Phase 2: Isolating Query Families
Once inspection is complete, the agent is permitted to run the next allowed workflow:
pg-logstats --workspace /tmp/triage-workspace query-families production_stderr.log
The tool parses the logs, groups queries by stripping literal values (e.g., converting id = 42 to id = ?), and ranks them by execution cost:
{
"id": "qf_51125b8829ab1fdf",
"rank": 1,
"reason": "12 executions contributed 14.2 seconds total runtime; max execution was 2.4 seconds",
"query_family": {
"normalized_sql": "SELECT * FROM transactions WHERE user_id = ? AND status = ?;",
"database": "payment_prod",
"user": "billing_service",
"application_name": "worker_node_1"
}
}
The normalization and grouping happen locally in Rust, consuming zero LLM tokens. The agent receives a clean, structured digest of the problem query family without having to parse raw log strings.

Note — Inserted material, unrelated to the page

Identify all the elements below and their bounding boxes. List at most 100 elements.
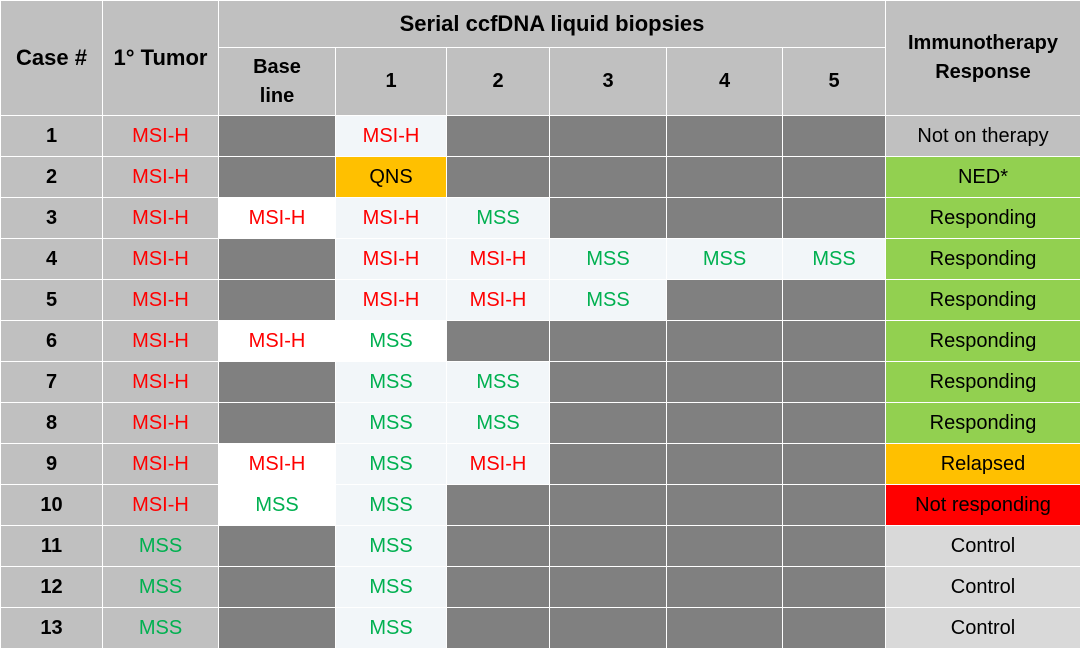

Phase 3: Enforcing Boundaries (EXPLAIN vs. EXPLAIN ANALYZE)
A database connection is active, but the runbook still restricts the agent’s SQL execution boundaries. If the agent wants to inspect the query plan for a slow query family, the runbook allows standard EXPLAIN planning, but blocks EXPLAIN ANALYZE if the query is not a read-only SELECT or if the statement is too complex:
pg-logstats --workspace /tmp/triage-workspace explain qf_51125b8829ab1fdf
The tool checks the query semantics and active locks, returning:
{
"workflow": "explain",
"query_family_id": "qf_51125b8829ab1fdf",
"next_actions": [
{
"action_id": "explain.standard",
"status": "allowed",
"command": "EXPLAIN SELECT * FROM transactions WHERE user_id = $1;"
},
{
"action_id": "explain.analyze",
"status": "blocked",
"reason": "EXPLAIN ANALYZE is blocked because the target table (transactions) has write lock contention. Running it would worsen active CPU saturation."
}
]
}
The tool acts as a policy gate. Standard EXPLAIN runs instantly in the planner without executing the query, so it is safe. EXPLAIN ANALYZE actually executes the query, which could worsen CPU starvation on a locked table. By blocking this transition at the node layer, the tool protects the database from unsafe agent choices.
Practical Rule
When designing agentic database tooling:
Codify the diagnostics in the tool; use the agent only to choose the path.
| Step | Responsible Layer | Action | Safety Guardrail |
|---|---|---|---|
| Parsing & Grouping | Rust CLI (pg-logstats) | String normalization, duration sorting | No LLM hallucinations on query statistics |
| State Verification | Rust CLI (pg-logstats) | Verifying log paths and DSN connectivity | Agent cannot execute SQL without a verified inspect run |
| Path Selection | AI Agent | Choosing to request live access or stop triage | LLM focuses on operator interaction and final recommendation |
| SQL Execution | Rust CLI (pg-logstats) | Running parametrized queries on pg_stat_* | Arbitrary writes and unsafe EXPLAIN ANALYZE calls are blocked |
Moving the operational state from the agent’s prompt into a stateful CLI contract keeps the database safe. It also stops the agent from wasting tokens writing custom SQL or trying to parse multi-line log streams with raw regex.